# (VIDEO) Bonnar And Ortiz Trade Fire At Pre Fight Presser.



## _RIVAL_ (Mar 7, 2008)

*This card looks to deliver... shenanigains or not. Definitly gonna DVR this.*


----------



## SM33 (Sep 22, 2009)

It can't deliver much if this is the main event.


----------



## _RIVAL_ (Mar 7, 2008)

SM33 said:


> It can't deliver much if this is the main event.


Ill Will VS Chandler is a sick ass rematch. Both guys are well rounded and they have a high output pace.

Melvin and Schilling are gonna test eachothers chins.

You got Vedepo and King Mo. 14 of Vedepos 16 wins are by stoppage and Mo is working his way to a title shot. This could be a great fight stylistically. 

Mike Richman can make a statement if he can put Nam Pham away which is what I expect him to do.

And hell Bonnar VS Tito is a fight that I'm gonna watch, one that could've happened in the UFC but never did. I got no problems at all with this line up.

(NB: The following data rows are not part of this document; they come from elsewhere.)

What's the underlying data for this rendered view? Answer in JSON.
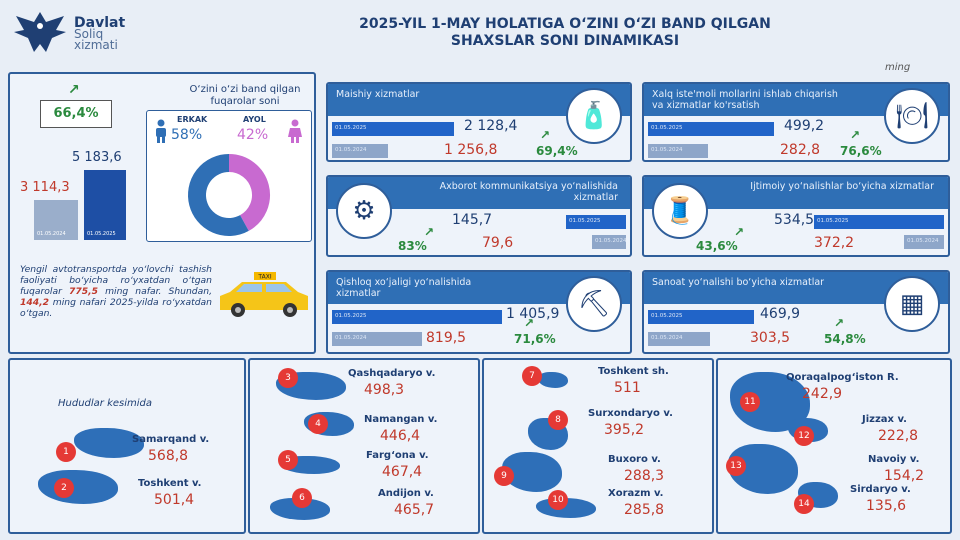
{
  "logo": {
    "line1": "Davlat",
    "line2": "Soliq",
    "line3": "xizmati"
  },
  "title": "2025-YIL 1-MAY HOLATIGA O‘ZINI O‘ZI BAND QILGAN SHAXSLAR SONI DINAMIKASI",
  "unit": "ming",
  "summary": {
    "growth_pct": "66,4%",
    "value_2024": "3 114,3",
    "value_2025": "5 183,6",
    "date_2024": "01.05.2024",
    "date_2025": "01.05.2025",
    "gender_title": "O‘zini o‘zi band qilgan fuqarolar soni",
    "male_label": "ERKAK",
    "male_pct": "58%",
    "female_label": "AYOL",
    "female_pct": "42%",
    "male_share": 0.58,
    "female_share": 0.42,
    "taxi_text_1": "Yengil avtotransportda yo‘lovchi tashish faoliyati bo‘yicha ro‘yxatdan o‘tgan fuqarolar",
    "taxi_value_1": "775,5",
    "taxi_text_2": "ming nafar. Shundan,",
    "taxi_value_2": "144,2",
    "taxi_text_3": "ming nafari 2025-yilda ro‘yxatdan o‘tgan.",
    "taxi_sign": "TAXI"
  },
  "cards": [
    {
      "title": "Maishiy xizmatlar",
      "v2025": "2 128,4",
      "v2024": "1 256,8",
      "pct": "69,4%",
      "date_2025": "01.05.2025",
      "date_2024": "01.05.2024"
    },
    {
      "title": "Xalq iste'moli mollarini ishlab chiqarish va xizmatlar ko'rsatish",
      "v2025": "499,2",
      "v2024": "282,8",
      "pct": "76,6%",
      "date_2025": "01.05.2025",
      "date_2024": "01.05.2024"
    },
    {
      "title": "Axborot kommunikatsiya yo‘nalishida xizmatlar",
      "v2025": "145,7",
      "v2024": "79,6",
      "pct": "83%",
      "date_2025": "01.05.2025",
      "date_2024": "01.05.2024"
    },
    {
      "title": "Ijtimoiy yo‘nalishlar bo‘yicha xizmatlar",
      "v2025": "534,5",
      "v2024": "372,2",
      "pct": "43,6%",
      "date_2025": "01.05.2025",
      "date_2024": "01.05.2024"
    },
    {
      "title": "Qishloq xo‘jaligi yo‘nalishida xizmatlar",
      "v2025": "1 405,9",
      "v2024": "819,5",
      "pct": "71,6%",
      "date_2025": "01.05.2025",
      "date_2024": "01.05.2024"
    },
    {
      "title": "Sanoat yo‘nalishi bo‘yicha xizmatlar",
      "v2025": "469,9",
      "v2024": "303,5",
      "pct": "54,8%",
      "date_2025": "01.05.2025",
      "date_2024": "01.05.2024"
    }
  ],
  "regions_title": "Hududlar kesimida",
  "regions": [
    {
      "n": "1",
      "name": "Samarqand v.",
      "value": "568,8"
    },
    {
      "n": "2",
      "name": "Toshkent v.",
      "value": "501,4"
    },
    {
      "n": "3",
      "name": "Qashqadaryo v.",
      "value": "498,3"
    },
    {
      "n": "4",
      "name": "Namangan v.",
      "value": "446,4"
    },
    {
      "n": "5",
      "name": "Farg‘ona v.",
      "value": "467,4"
    },
    {
      "n": "6",
      "name": "Andijon v.",
      "value": "465,7"
    },
    {
      "n": "7",
      "name": "Toshkent sh.",
      "value": "511"
    },
    {
      "n": "8",
      "name": "Surxondaryo v.",
      "value": "395,2"
    },
    {
      "n": "9",
      "name": "Buxoro v.",
      "value": "288,3"
    },
    {
      "n": "10",
      "name": "Xorazm v.",
      "value": "285,8"
    },
    {
      "n": "11",
      "name": "Qoraqalpog‘iston R.",
      "value": "242,9"
    },
    {
      "n": "12",
      "name": "Jizzax v.",
      "value": "222,8"
    },
    {
      "n": "13",
      "name": "Navoiy v.",
      "value": "154,2"
    },
    {
      "n": "14",
      "name": "Sirdaryo v.",
      "value": "135,6"
    }
  ],
  "colors": {
    "blue": "#2f6fb5",
    "navy": "#1f3f73",
    "red": "#c0392b",
    "green": "#2b8a3e",
    "female": "#c86ad0",
    "male": "#2f6fb5"
  }
}
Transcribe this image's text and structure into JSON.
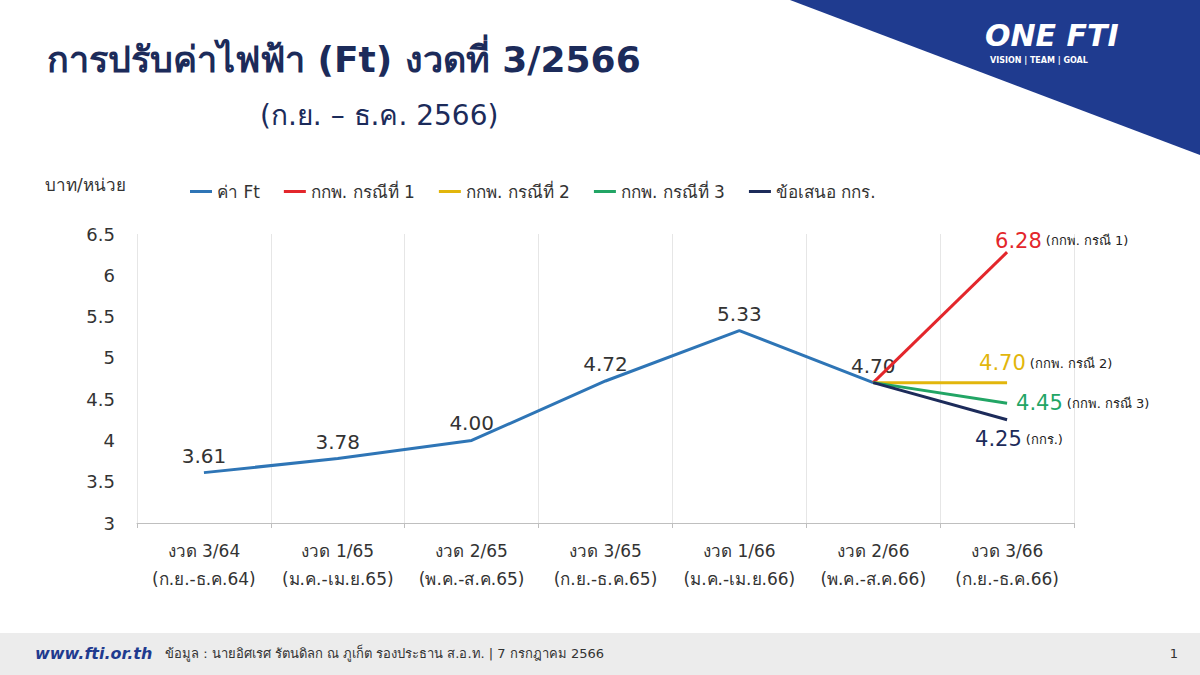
{
  "chart_data": {
    "type": "line",
    "title": "การปรับค่าไฟฟ้า (Ft) งวดที่ 3/2566",
    "subtitle": "(ก.ย. – ธ.ค. 2566)",
    "y_label": "บาท/หน่วย",
    "categories": [
      "งวด 3/64\n(ก.ย.-ธ.ค.64)",
      "งวด 1/65\n(ม.ค.-เม.ย.65)",
      "งวด 2/65\n(พ.ค.-ส.ค.65)",
      "งวด 3/65\n(ก.ย.-ธ.ค.65)",
      "งวด 1/66\n(ม.ค.-เม.ย.66)",
      "งวด 2/66\n(พ.ค.-ส.ค.66)",
      "งวด 3/66\n(ก.ย.-ธ.ค.66)"
    ],
    "series": [
      {
        "name": "ค่า Ft",
        "color": "#2e75b6",
        "values": [
          3.61,
          3.78,
          4.0,
          4.72,
          5.33,
          4.7,
          null
        ],
        "value_labels": [
          "3.61",
          "3.78",
          "4.00",
          "4.72",
          "5.33",
          "4.70",
          null
        ]
      },
      {
        "name": "กกพ. กรณีที่ 1",
        "color": "#e3262b",
        "values": [
          null,
          null,
          null,
          null,
          null,
          4.7,
          6.28
        ],
        "value_labels": [
          null,
          null,
          null,
          null,
          null,
          null,
          "6.28"
        ],
        "annotation": "(กกพ. กรณี 1)"
      },
      {
        "name": "กกพ. กรณีที่ 2",
        "color": "#e2b60c",
        "values": [
          null,
          null,
          null,
          null,
          null,
          4.7,
          4.7
        ],
        "value_labels": [
          null,
          null,
          null,
          null,
          null,
          null,
          "4.70"
        ],
        "annotation": "(กกพ. กรณี 2)"
      },
      {
        "name": "กกพ. กรณีที่ 3",
        "color": "#22a565",
        "values": [
          null,
          null,
          null,
          null,
          null,
          4.7,
          4.45
        ],
        "value_labels": [
          null,
          null,
          null,
          null,
          null,
          null,
          "4.45"
        ],
        "annotation": "(กกพ. กรณี 3)"
      },
      {
        "name": "ข้อเสนอ กกร.",
        "color": "#1c2b5a",
        "values": [
          null,
          null,
          null,
          null,
          null,
          4.7,
          4.25
        ],
        "value_labels": [
          null,
          null,
          null,
          null,
          null,
          null,
          "4.25"
        ],
        "annotation": "(กกร.)"
      }
    ],
    "ylim": [
      3,
      6.5
    ],
    "yticks": [
      3,
      3.5,
      4,
      4.5,
      5,
      5.5,
      6,
      6.5
    ],
    "grid": true,
    "legend": "top",
    "data_labels": true
  },
  "page": {
    "logo": "ONE FTI",
    "tagline": "VISION | TEAM | GOAL",
    "website": "www.fti.or.th",
    "source": "ข้อมูล : นายอิศเรศ รัตนดิลก ณ ภูเก็ต รองประธาน ส.อ.ท. | 7 กรกฎาคม 2566",
    "page_number": "1"
  }
}
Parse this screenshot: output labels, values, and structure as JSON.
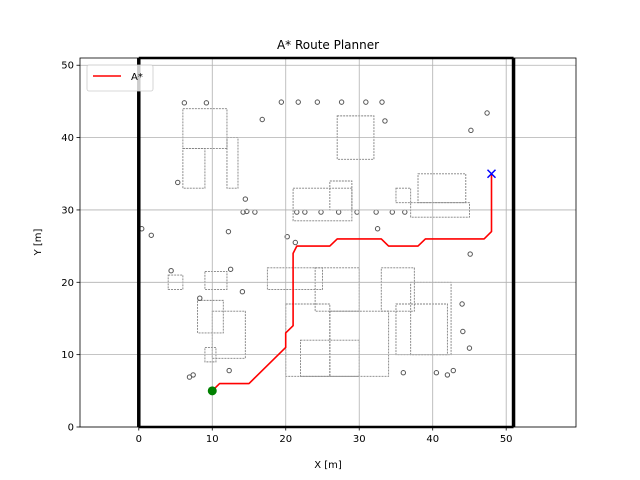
{
  "chart_data": {
    "type": "line",
    "title": "A* Route Planner",
    "xlabel": "X [m]",
    "ylabel": "Y [m]",
    "xlim": [
      -8,
      59.5
    ],
    "ylim": [
      0,
      51
    ],
    "xticks": [
      0,
      10,
      20,
      30,
      40,
      50
    ],
    "yticks": [
      0,
      10,
      20,
      30,
      40,
      50
    ],
    "grid": true,
    "legend_position": "top-left",
    "colors": {
      "path": "#ff0000",
      "start": "#008000",
      "goal": "#0000ff",
      "map": "#808080",
      "boundary": "#000000"
    },
    "series": [
      {
        "name": "A*",
        "x": [
          10,
          10.5,
          11,
          15,
          20,
          20,
          21,
          21,
          21.5,
          22,
          26,
          27,
          33,
          34,
          38,
          39,
          47,
          48,
          48
        ],
        "y": [
          5,
          5.5,
          6,
          6,
          11,
          13,
          14,
          24,
          25,
          25,
          25,
          26,
          26,
          25,
          25,
          26,
          26,
          27,
          35
        ]
      }
    ],
    "start": {
      "x": 10,
      "y": 5
    },
    "goal": {
      "x": 48,
      "y": 35
    },
    "boundary": {
      "xmin": 0,
      "xmax": 51,
      "ymin": 0,
      "ymax": 51
    },
    "obstacles": {
      "rects": [
        [
          6,
          38.5,
          12,
          44
        ],
        [
          6,
          33,
          9,
          38.5
        ],
        [
          12,
          33,
          13.5,
          40
        ],
        [
          21,
          28.5,
          29,
          33
        ],
        [
          26,
          30,
          29,
          34
        ],
        [
          27,
          37,
          32,
          43
        ],
        [
          35,
          31,
          37,
          33
        ],
        [
          38,
          31,
          44.5,
          35
        ],
        [
          37,
          29,
          45,
          31
        ],
        [
          17.5,
          19,
          25,
          22
        ],
        [
          24,
          16,
          30,
          22
        ],
        [
          20,
          7,
          26,
          17
        ],
        [
          22,
          7,
          30,
          12
        ],
        [
          26,
          7,
          34,
          16
        ],
        [
          33,
          16,
          37.5,
          22
        ],
        [
          35,
          10,
          42,
          17
        ],
        [
          37,
          10,
          42.5,
          20
        ],
        [
          9,
          19,
          12,
          21.5
        ],
        [
          8,
          13,
          11.5,
          17.5
        ],
        [
          10,
          9.5,
          14.5,
          16
        ],
        [
          9,
          9,
          10.5,
          11
        ],
        [
          4,
          19,
          6,
          21
        ]
      ],
      "dots": [
        [
          6.2,
          44.8
        ],
        [
          9.2,
          44.8
        ],
        [
          5.3,
          33.8
        ],
        [
          19.4,
          44.9
        ],
        [
          21.7,
          44.9
        ],
        [
          24.3,
          44.9
        ],
        [
          27.6,
          44.9
        ],
        [
          30.9,
          44.9
        ],
        [
          33.1,
          44.9
        ],
        [
          16.8,
          42.5
        ],
        [
          33.5,
          42.3
        ],
        [
          21.5,
          29.7
        ],
        [
          22.6,
          29.7
        ],
        [
          24.8,
          29.7
        ],
        [
          27.2,
          29.7
        ],
        [
          29.7,
          29.7
        ],
        [
          32.3,
          29.7
        ],
        [
          34.5,
          29.7
        ],
        [
          36.2,
          29.7
        ],
        [
          14.2,
          29.7
        ],
        [
          14.5,
          31.5
        ],
        [
          14.7,
          29.8
        ],
        [
          45.2,
          41.0
        ],
        [
          47.4,
          43.4
        ],
        [
          6.9,
          6.9
        ],
        [
          7.4,
          7.2
        ],
        [
          40.5,
          7.5
        ],
        [
          42.0,
          7.2
        ],
        [
          42.8,
          7.8
        ],
        [
          36.0,
          7.5
        ],
        [
          15.8,
          29.7
        ],
        [
          12.2,
          27.0
        ],
        [
          20.2,
          26.3
        ],
        [
          21.3,
          25.5
        ],
        [
          45.1,
          23.9
        ],
        [
          32.5,
          27.4
        ],
        [
          12.5,
          21.8
        ],
        [
          8.3,
          17.8
        ],
        [
          4.4,
          21.6
        ],
        [
          14.1,
          18.7
        ],
        [
          12.3,
          7.8
        ],
        [
          0.4,
          27.4
        ],
        [
          44.0,
          17.0
        ],
        [
          44.1,
          13.2
        ],
        [
          45.0,
          10.9
        ],
        [
          1.7,
          26.5
        ]
      ]
    }
  }
}
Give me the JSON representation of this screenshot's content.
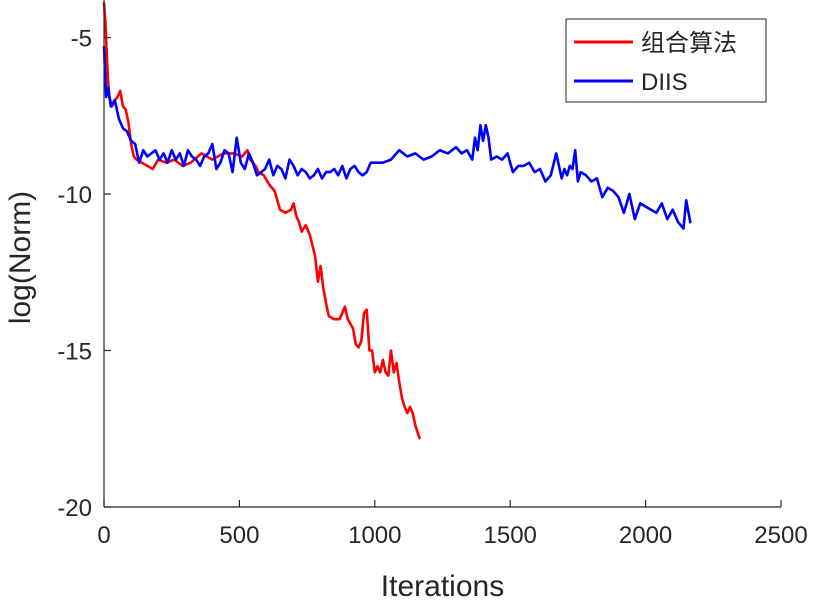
{
  "chart_data": {
    "type": "line",
    "title": "",
    "xlabel": "Iterations",
    "ylabel": "log(Norm)",
    "xlim": [
      0,
      2500
    ],
    "ylim": [
      -20,
      -3.8
    ],
    "xticks": [
      0,
      500,
      1000,
      1500,
      2000,
      2500
    ],
    "xtick_labels": [
      "0",
      "500",
      "1000",
      "1500",
      "2000",
      "2500"
    ],
    "yticks": [
      -20,
      -15,
      -10,
      -5
    ],
    "ytick_labels": [
      "-20",
      "-15",
      "-10",
      "-5"
    ],
    "grid": false,
    "legend_position": "top-right",
    "series": [
      {
        "name": "组合算法",
        "color": "#ff0000",
        "x": [
          0,
          5,
          10,
          15,
          20,
          30,
          40,
          50,
          60,
          70,
          80,
          90,
          100,
          110,
          120,
          140,
          160,
          180,
          200,
          230,
          260,
          290,
          320,
          360,
          400,
          440,
          480,
          510,
          530,
          540,
          550,
          560,
          570,
          590,
          610,
          630,
          650,
          670,
          690,
          700,
          710,
          720,
          730,
          745,
          760,
          780,
          790,
          800,
          810,
          820,
          830,
          850,
          870,
          890,
          900,
          920,
          930,
          940,
          950,
          960,
          970,
          980,
          990,
          1000,
          1010,
          1020,
          1030,
          1040,
          1050,
          1060,
          1070,
          1080,
          1090,
          1100,
          1110,
          1120,
          1130,
          1140,
          1150,
          1165
        ],
        "y": [
          -3.9,
          -4.5,
          -5.5,
          -6.4,
          -6.9,
          -7.2,
          -7.0,
          -6.9,
          -6.7,
          -7.2,
          -7.3,
          -7.7,
          -8.4,
          -8.8,
          -8.9,
          -9.0,
          -9.1,
          -9.2,
          -8.9,
          -9.0,
          -8.9,
          -9.1,
          -9.0,
          -8.7,
          -8.9,
          -8.7,
          -8.7,
          -8.8,
          -8.6,
          -8.9,
          -9.0,
          -9.1,
          -9.3,
          -9.4,
          -9.7,
          -9.9,
          -10.5,
          -10.6,
          -10.5,
          -10.3,
          -10.7,
          -10.9,
          -11.2,
          -11.0,
          -11.3,
          -12.0,
          -12.8,
          -12.3,
          -13.0,
          -13.5,
          -13.9,
          -14.0,
          -14.0,
          -13.6,
          -14.0,
          -14.3,
          -14.8,
          -14.9,
          -14.7,
          -13.8,
          -13.7,
          -15.0,
          -15.0,
          -15.7,
          -15.5,
          -15.7,
          -15.3,
          -15.7,
          -15.8,
          -15.0,
          -15.7,
          -15.4,
          -16.0,
          -16.5,
          -16.8,
          -17.0,
          -16.8,
          -17.0,
          -17.4,
          -17.8
        ]
      },
      {
        "name": "DIIS",
        "color": "#0000ff",
        "x": [
          0,
          8,
          15,
          25,
          40,
          55,
          70,
          85,
          100,
          115,
          130,
          145,
          160,
          175,
          190,
          205,
          220,
          235,
          250,
          265,
          280,
          295,
          310,
          325,
          340,
          355,
          370,
          385,
          400,
          415,
          430,
          445,
          460,
          475,
          490,
          505,
          520,
          535,
          550,
          565,
          580,
          595,
          610,
          625,
          640,
          655,
          670,
          685,
          700,
          715,
          730,
          745,
          760,
          775,
          790,
          805,
          820,
          835,
          850,
          865,
          880,
          895,
          910,
          925,
          940,
          955,
          970,
          985,
          1000,
          1030,
          1060,
          1090,
          1120,
          1150,
          1180,
          1210,
          1240,
          1270,
          1300,
          1320,
          1340,
          1360,
          1370,
          1380,
          1390,
          1400,
          1410,
          1420,
          1430,
          1450,
          1470,
          1490,
          1510,
          1530,
          1550,
          1570,
          1590,
          1610,
          1630,
          1650,
          1670,
          1690,
          1700,
          1710,
          1720,
          1730,
          1740,
          1750,
          1760,
          1780,
          1800,
          1820,
          1840,
          1860,
          1880,
          1900,
          1920,
          1940,
          1960,
          1980,
          2000,
          2020,
          2040,
          2060,
          2080,
          2100,
          2120,
          2140,
          2150,
          2165
        ],
        "y": [
          -5.3,
          -6.9,
          -6.6,
          -7.2,
          -7.0,
          -7.6,
          -7.9,
          -8.0,
          -8.3,
          -8.4,
          -9.0,
          -8.6,
          -8.8,
          -8.7,
          -8.6,
          -8.9,
          -8.7,
          -9.0,
          -8.6,
          -8.9,
          -8.7,
          -9.1,
          -8.6,
          -8.8,
          -8.9,
          -9.1,
          -8.8,
          -8.7,
          -8.4,
          -9.2,
          -9.0,
          -8.6,
          -8.7,
          -9.3,
          -8.2,
          -9.0,
          -9.2,
          -8.7,
          -9.0,
          -9.4,
          -9.3,
          -9.2,
          -8.9,
          -9.4,
          -9.1,
          -9.2,
          -9.5,
          -8.9,
          -9.1,
          -9.4,
          -9.2,
          -9.3,
          -9.5,
          -9.4,
          -9.2,
          -9.5,
          -9.3,
          -9.3,
          -9.2,
          -9.4,
          -9.1,
          -9.5,
          -9.2,
          -9.1,
          -9.3,
          -9.4,
          -9.3,
          -9.0,
          -9.0,
          -9.0,
          -8.9,
          -8.6,
          -8.8,
          -8.7,
          -8.9,
          -8.8,
          -8.6,
          -8.7,
          -8.5,
          -8.7,
          -8.6,
          -8.9,
          -8.2,
          -8.6,
          -7.8,
          -8.3,
          -7.8,
          -8.2,
          -8.9,
          -8.8,
          -8.9,
          -8.7,
          -9.3,
          -9.1,
          -9.1,
          -9.0,
          -9.3,
          -9.2,
          -9.6,
          -9.4,
          -8.7,
          -9.5,
          -9.2,
          -9.4,
          -9.1,
          -9.2,
          -8.6,
          -9.6,
          -9.3,
          -9.4,
          -9.6,
          -9.5,
          -10.1,
          -9.8,
          -9.9,
          -10.1,
          -10.6,
          -10.0,
          -10.8,
          -10.3,
          -10.4,
          -10.5,
          -10.6,
          -10.3,
          -10.8,
          -10.5,
          -10.9,
          -11.1,
          -10.2,
          -10.9
        ]
      }
    ]
  }
}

Entertaining card IMO. Definitly gonna watch it. :thumbsup:


----------



## Danm2501 (Jun 22, 2009)

Brooks vs Chandler should be main event. I'll watch that fight, the Manhoef fight and I'll watch Tito vs Bonnar. Just hope Bonnar smashes him.


----------



## TheNinja (Dec 10, 2008)

I love this card:thumbsup: I 100% honestly would choose this card over UFC 180 if they were both on free TV.


----------



## Life B Ez (Jan 23, 2010)

Bonnar and Ortiz are painful to watch.


----------